Status progression: Suggested → Accepted → In Progress → Designed → Implemented.
Key Quotes
Direct quotes from the client that reveal mindset, priorities, frustrations, or breakthroughs. Each quote has context explaining what prompted it and what it reveals.
Quote rules:
- Keep close to what was said
- Clean up transcription garble and filler words
- Never fabricate or embellish
- If you can't tell intent, flag it and ask
Latest Wins
Evidence of progress. Three types:
- Operational wins — system deployed, SOP adopted, process changed
- Relationship wins — engagement expanded, trust deepened, commitment made
- Team wins — team member stepped up, ownership transferred
Each win needs: what happened, why it matters, and when.
Action Items
Checkbox list grouped by session date, most recent first.
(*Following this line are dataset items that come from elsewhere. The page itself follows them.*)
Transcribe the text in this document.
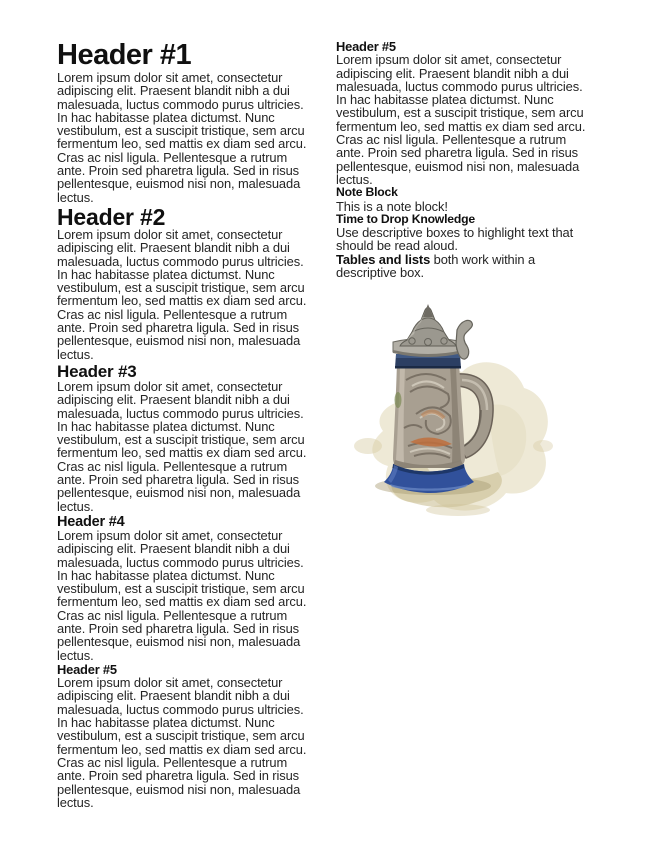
Header #1

Lorem ipsum dolor sit amet, consectetur adipiscing elit. Praesent blandit nibh a dui malesuada, luctus commodo purus ultricies. In hac habitasse platea dictumst. Nunc vestibulum, est a suscipit tristique, sem arcu fermentum leo, sed mattis ex diam sed arcu. Cras ac nisl ligula. Pellentesque a rutrum ante. Proin sed pharetra ligula. Sed in risus pellentesque, euismod nisi non, malesuada lectus.

Header #2

Lorem ipsum dolor sit amet, consectetur adipiscing elit. Praesent blandit nibh a dui malesuada, luctus commodo purus ultricies. In hac habitasse platea dictumst. Nunc vestibulum, est a suscipit tristique, sem arcu fermentum leo, sed mattis ex diam sed arcu. Cras ac nisl ligula. Pellentesque a rutrum ante. Proin sed pharetra ligula. Sed in risus pellentesque, euismod nisi non, malesuada lectus.

Header #3

Lorem ipsum dolor sit amet, consectetur adipiscing elit. Praesent blandit nibh a dui malesuada, luctus commodo purus ultricies. In hac habitasse platea dictumst. Nunc vestibulum, est a suscipit tristique, sem arcu fermentum leo, sed mattis ex diam sed arcu. Cras ac nisl ligula. Pellentesque a rutrum ante. Proin sed pharetra ligula. Sed in risus pellentesque, euismod nisi non, malesuada lectus.

Header #4

Lorem ipsum dolor sit amet, consectetur adipiscing elit. Praesent blandit nibh a dui malesuada, luctus commodo purus ultricies. In hac habitasse platea dictumst. Nunc vestibulum, est a suscipit tristique, sem arcu fermentum leo, sed mattis ex diam sed arcu. Cras ac nisl ligula. Pellentesque a rutrum ante. Proin sed pharetra ligula. Sed in risus pellentesque, euismod nisi non, malesuada lectus.

Header #5

Lorem ipsum dolor sit amet, consectetur adipiscing elit. Praesent blandit nibh a dui malesuada, luctus commodo purus ultricies. In hac habitasse platea dictumst. Nunc vestibulum, est a suscipit tristique, sem arcu fermentum leo, sed mattis ex diam sed arcu. Cras ac nisl ligula. Pellentesque a rutrum ante. Proin sed pharetra ligula. Sed in risus pellentesque, euismod nisi non, malesuada lectus.

Header #5

Lorem ipsum dolor sit amet, consectetur adipiscing elit. Praesent blandit nibh a dui malesuada, luctus commodo purus ultricies. In hac habitasse platea dictumst. Nunc vestibulum, est a suscipit tristique, sem arcu fermentum leo, sed mattis ex diam sed arcu. Cras ac nisl ligula. Pellentesque a rutrum ante. Proin sed pharetra ligula. Sed in risus pellentesque, euismod nisi non, malesuada lectus.

Note Block

This is a note block!

Time to Drop Knowledge

Use descriptive boxes to highlight text that should be read aloud.

Tables and lists both work within a descriptive box.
Each action has an owner badge (Mine or Client) and source date.
Update pattern:
- Check off completed items and add completion notes
- Add new items from the latest session
- Recurring items (weekly rituals, ongoing commitments) stay unchecked with a "Weekly" note
Recent Conversations
Summary cards for each session with click-to-expand modals containing the full recap.
Summary card shows: date, type, 3–5 sentence summary, key outcomes. Modal contains: full narrative recap and structured outcomes.
Write recaps from what actually happened, not what was planned. If the conversation went off-script, document where it went and why.
History
One-line entries with dates. Factual, compressed. "Coaching call — SOP V3 reviewed" not "Had a great session about the SOP."
Notes
Free-form advisor-only section. Coaching observations, relationship flags, strategic context that doesn't fit elsewhere. This section is never shared with the client.
Design Philosophy
The master plan uses a dark theme (charcoal background, cream text, gold accents) because it is the advisor's internal tool. Client-facing documents use light themes. The dark/light distinction signals immediately whose document you're looking at.
The document is designed to be dense. It should feel like a command center, not a report. Every section earns its space by being actively used in session prep or post-session processing.